D’après les descriptions seules, c’était un virus très étrange : après avoir été infecté par C-4-28-2, l’infecté gagnerait lentement une personnalité C-4-28-2. Comme décrit, cette personnalité était une version de soi plus puissante et plus complète, la sublimation de soi. De plus, il suffisait de l’invocation continue du nom de C-4-28-2 pour être infecté, l’entrée du journal décrivait également une manière d’invoquer le nom de [Negary].
[Lisez l’entrée du journal, puis récitez le nom de C-4-28-2 en suivant les instructions écrites]

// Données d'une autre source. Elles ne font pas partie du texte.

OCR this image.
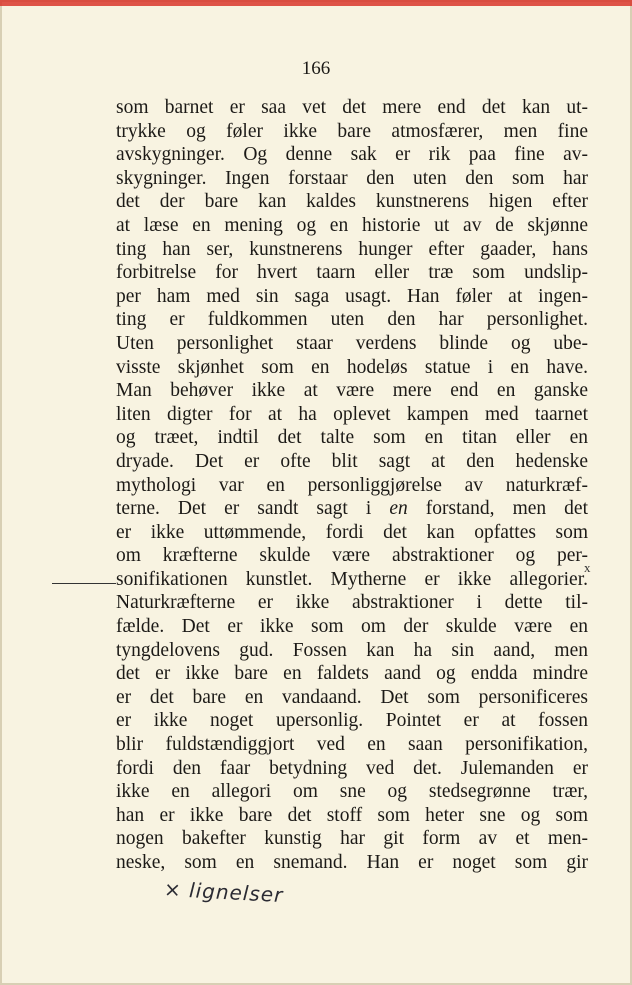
166
som barnet er saa vet det mere end det kan ut-
trykke og føler ikke bare atmosfærer, men fine
avskygninger. Og denne sak er rik paa fine av-
skygninger. Ingen forstaar den uten den som har
det der bare kan kaldes kunstnerens higen efter
at læse en mening og en historie ut av de skjønne
ting han ser, kunstnerens hunger efter gaader, hans
forbitrelse for hvert taarn eller træ som undslip-
per ham med sin saga usagt. Han føler at ingen-
ting er fuldkommen uten den har personlighet.
Uten personlighet staar verdens blinde og ube-
visste skjønhet som en hodeløs statue i en have.
Man behøver ikke at være mere end en ganske
liten digter for at ha oplevet kampen med taarnet
og træet, indtil det talte som en titan eller en
dryade. Det er ofte blit sagt at den hedenske
mythologi var en personliggjørelse av naturkræf-
terne. Det er sandt sagt i en forstand, men det
er ikke uttømmende, fordi det kan opfattes som
om kræfterne skulde være abstraktioner og per-
sonifikationen kunstlet. Mytherne er ikke allegorier.
Naturkræfterne er ikke abstraktioner i dette til-
fælde. Det er ikke som om der skulde være en
tyngdelovens gud. Fossen kan ha sin aand, men
det er ikke bare en faldets aand og endda mindre
er det bare en vandaand. Det som personificeres
er ikke noget upersonlig. Pointet er at fossen
blir fuldstændiggjort ved en saan personifikation,
fordi den faar betydning ved det. Julemanden er
ikke en allegori om sne og stedsegrønne trær,
han er ikke bare det stoff som heter sne og som
nogen bakefter kunstig har git form av et men-
neske, som en snemand. Han er noget som gir
x
× lignelser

Les ordres arrivèrent une fois de plus, alors Bart commença à lire le journal et bégaya en récitant le nom qui y figurait.

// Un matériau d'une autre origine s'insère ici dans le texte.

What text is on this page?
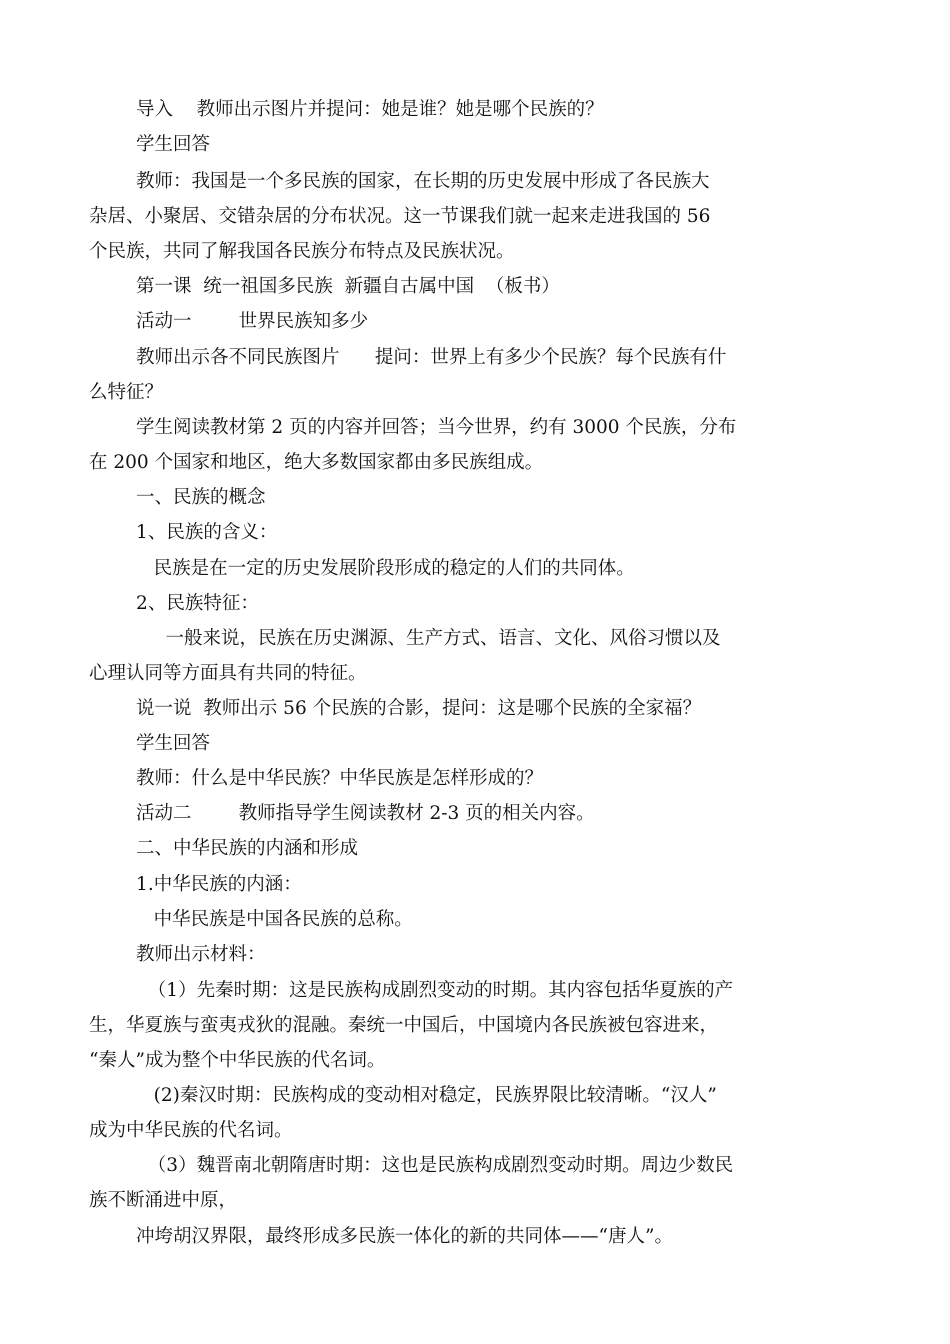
导入    教师出示图片并提问：她是谁？她是哪个民族的？
学生回答
教师：我国是一个多民族的国家，在长期的历史发展中形成了各民族大
杂居、小聚居、交错杂居的分布状况。这一节课我们就一起来走进我国的 56
个民族，共同了解我国各民族分布特点及民族状况。
第一课  统一祖国多民族  新疆自古属中国  （板书）
活动一        世界民族知多少
教师出示各不同民族图片      提问：世界上有多少个民族？每个民族有什
么特征？
学生阅读教材第 2 页的内容并回答；当今世界，约有 3000 个民族，分布
在 200 个国家和地区，绝大多数国家都由多民族组成。
一、民族的概念
1、民族的含义：
民族是在一定的历史发展阶段形成的稳定的人们的共同体。
2、民族特征：
一般来说，民族在历史渊源、生产方式、语言、文化、风俗习惯以及
心理认同等方面具有共同的特征。
说一说  教师出示 56 个民族的合影，提问：这是哪个民族的全家福？
学生回答
教师：什么是中华民族？中华民族是怎样形成的？
活动二        教师指导学生阅读教材 2-3 页的相关内容。
二、中华民族的内涵和形成
1.中华民族的内涵：
中华民族是中国各民族的总称。
教师出示材料：
（1）先秦时期：这是民族构成剧烈变动的时期。其内容包括华夏族的产
生，华夏族与蛮夷戎狄的混融。秦统一中国后，中国境内各民族被包容进来，
“秦人”成为整个中华民族的代名词。
(2)秦汉时期：民族构成的变动相对稳定，民族界限比较清晰。“汉人”
成为中华民族的代名词。
（3）魏晋南北朝隋唐时期：这也是民族构成剧烈变动时期。周边少数民
族不断涌进中原，
冲垮胡汉界限，最终形成多民族一体化的新的共同体——“唐人”。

Dans la salle de contrôle scellée, tout le monde observait attentivement l’état de Bart. Dans le cas où le nom lui-même serait le catalyseur de l’infection, la salle de contrôle ne recevait pas de flux audio direct de la récitation de Bart.
Il y a très longtemps, lorsque les procédures de confinement n’avaient pas encore été correctement conçues, il y eut un cas de brèche de confinement due à un info-risque auditif. Depuis lors, toutes les données non contrôlées plausibles doivent passer par un centre de relais de personnel spécialisé afin de prévenir la perte de précieux chercheurs.

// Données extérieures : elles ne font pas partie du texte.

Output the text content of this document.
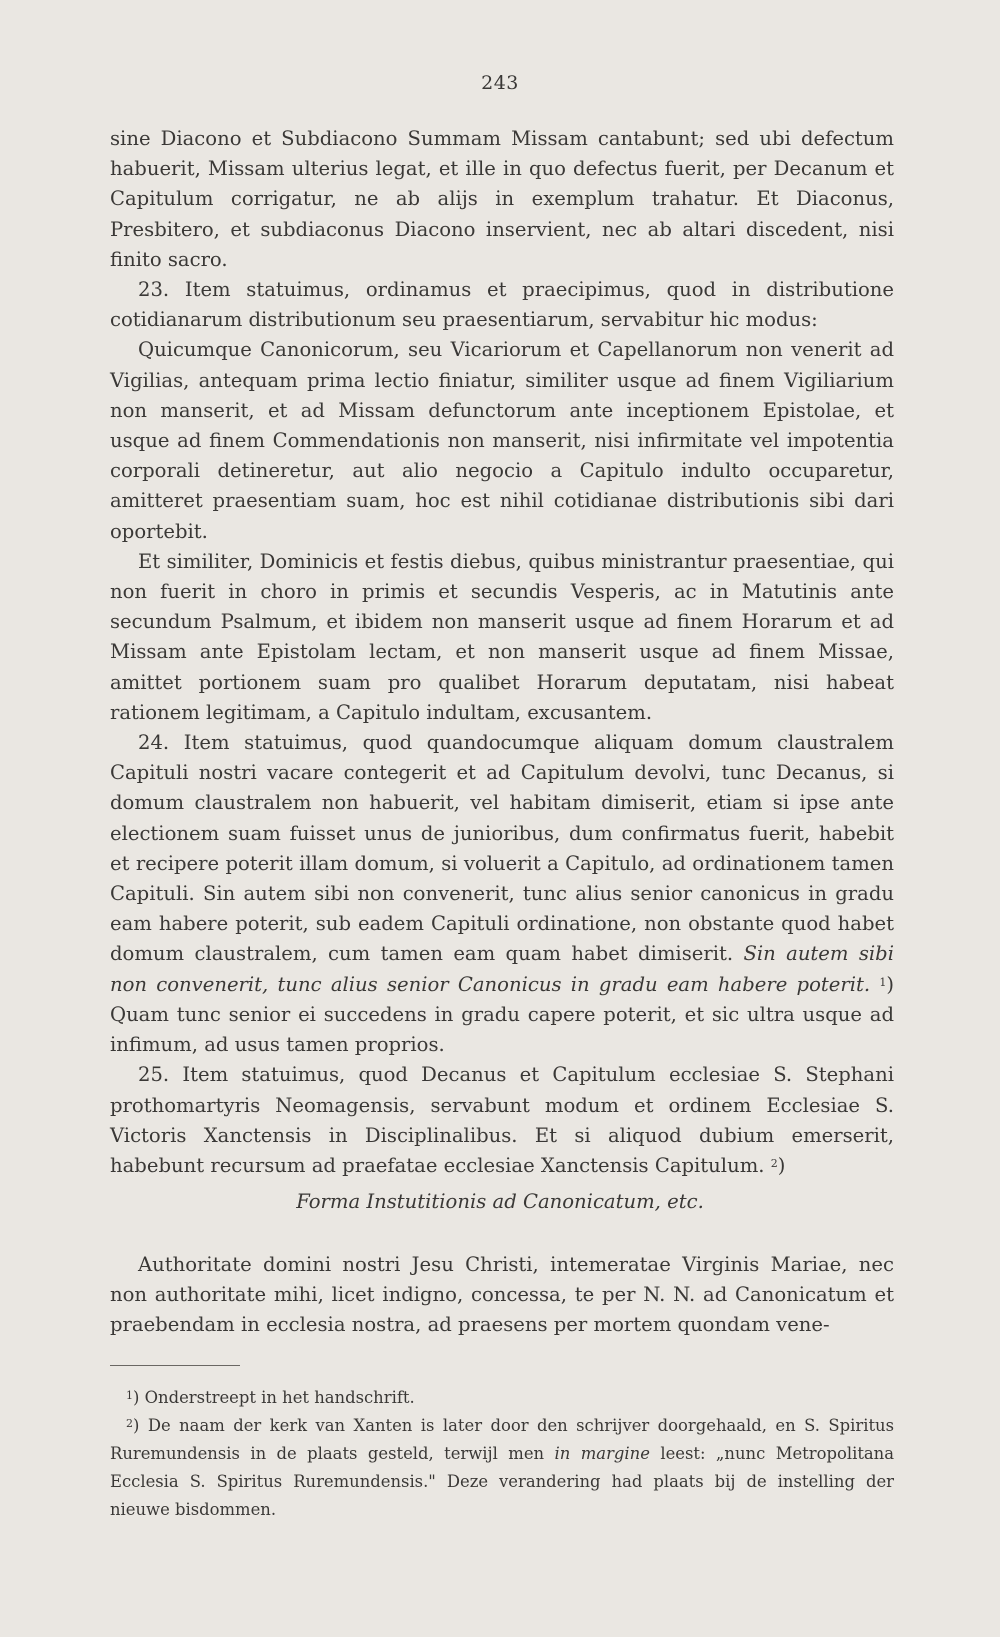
243

sine Diacono et Subdiacono Summam Missam cantabunt; sed ubi defectum habuerit, Missam ulterius legat, et ille in quo defectus fuerit, per Decanum et Capitulum corrigatur, ne ab alijs in exemplum trahatur. Et Diaconus, Presbitero, et subdiaconus Diacono inservient, nec ab altari discedent, nisi finito sacro.

23. Item statuimus, ordinamus et praecipimus, quod in distributione cotidianarum distributionum seu praesentiarum, servabitur hic modus:

Quicumque Canonicorum, seu Vicariorum et Capellanorum non venerit ad Vigilias, antequam prima lectio finiatur, similiter usque ad finem Vigiliarium non manserit, et ad Missam defunctorum ante inceptionem Epistolae, et usque ad finem Commendationis non manserit, nisi infirmitate vel impotentia corporali detineretur, aut alio negocio a Capitulo indulto occuparetur, amitteret praesentiam suam, hoc est nihil cotidianae distributionis sibi dari oportebit.

Et similiter, Dominicis et festis diebus, quibus ministrantur praesentiae, qui non fuerit in choro in primis et secundis Vesperis, ac in Matutinis ante secundum Psalmum, et ibidem non manserit usque ad finem Horarum et ad Missam ante Epistolam lectam, et non manserit usque ad finem Missae, amittet portionem suam pro qualibet Horarum deputatam, nisi habeat rationem legitimam, a Capitulo indultam, excusantem.

24. Item statuimus, quod quandocumque aliquam domum claustralem Capituli nostri vacare contegerit et ad Capitulum devolvi, tunc Decanus, si domum claustralem non habuerit, vel habitam dimiserit, etiam si ipse ante electionem suam fuisset unus de junioribus, dum confirmatus fuerit, habebit et recipere poterit illam domum, si voluerit a Capitulo, ad ordinationem tamen Capituli. Sin autem sibi non convenerit, tunc alius senior canonicus in gradu eam habere poterit, sub eadem Capituli ordinatione, non obstante quod habet domum claustralem, cum tamen eam quam habet dimiserit. Sin autem sibi non convenerit, tunc alius senior Canonicus in gradu eam habere poterit. $^1$) Quam tunc senior ei succedens in gradu capere poterit, et sic ultra usque ad infimum, ad usus tamen proprios.

25. Item statuimus, quod Decanus et Capitulum ecclesiae S. Stephani prothomartyris Neomagensis, servabunt modum et ordinem Ecclesiae S. Victoris Xanctensis in Disciplinalibus. Et si aliquod dubium emerserit, habebunt recursum ad praefatae ecclesiae Xanctensis Capitulum. $^2$)

Forma Instutitionis ad Canonicatum, etc.
Authoritate domini nostri Jesu Christi, intemeratae Virginis Mariae, nec non authoritate mihi, licet indigno, concessa, te per N. N. ad Canonicatum et praebendam in ecclesia nostra, ad praesens per mortem quondam vene-

$^1$) Onderstreept in het handschrift.

$^2$) De naam der kerk van Xanten is later door den schrijver doorgehaald, en S. Spiritus Ruremundensis in de plaats gesteld, terwijl men in margine leest: „nunc Metropolitana Ecclesia S. Spiritus Ruremundensis." Deze verandering had plaats bij de instelling der nieuwe bisdommen.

D’après les images de surveillance et les données, Bart ne présentait aucune anomalie, que ce soit son rythme cardiaque, son rythme respiratoire, ses ondes cérébrales ou toute autre donnée surveillée, tout était dans les variations normales.
Cependant, Bart lui-même savait que les anomalies s’étaient déjà produites.
Dans sa vision, une figure transparente indescriptible avait émergé du journal. Dès que l’entité le regarda, Bart sentit qu’il était divisé en deux. Une moitié était toujours lui-même et récitait le nom de Negary comme ordonné, mais l’autre moitié avait déjà quitté son corps, se sentant libre et sans retenue comme jamais auparavant.
〖 Comme c’est inattendu que ce soit déjà sous contrôle 〗 Negary a rapidement extrait des informations de l’âme de l’individu appelé Bart, y compris ses souvenirs effacés.
L’âme était une chose miraculeuse, même si les souvenirs avaient déjà été effacés du cerveau physique, l’âme conservait toujours ces souvenirs. Naturellement, il existait aussi des moyens d’effacer les souvenirs de l’âme.
Après avoir enquêté sur ce qu’il devait savoir sur ce monde, l’Émissaire du Silence Ténu avait secrètement laissé une mesure cachée dans ce monde, qui était ce journal.
Dans des circonstances normales, le contenu de ce journal apparaîtrait complètement banal, ce n’est qu’après que l’Émissaire du Silence Ténu l’ait activé depuis un autre monde que le journal exercerait ses qualités anormales.
Quiconque s’approchait du journal percevrait une image de l’Émissaire du Silence Ténu dans son esprit. Une fois que cette image devenait claire à un certain degré, grâce à la compréhension qu’avait l’Émissaire du Silence Ténu de sa propre existence, son image serait également considérée comme une partie de son existence. En utilisant cette connexion, il serait capable de transmigrer de monde en monde.
Après avoir compris comment contrôler le journal, Negary a légèrement modifié la méthode de transmigration.
Un individu qui continuait à invoquer son nom ferait l’équivalent de toucher constamment son existence ; grâce à cela, Negary serait capable de transférer une partie de lui-même, infectant ainsi cet individu par son Vrai Nom.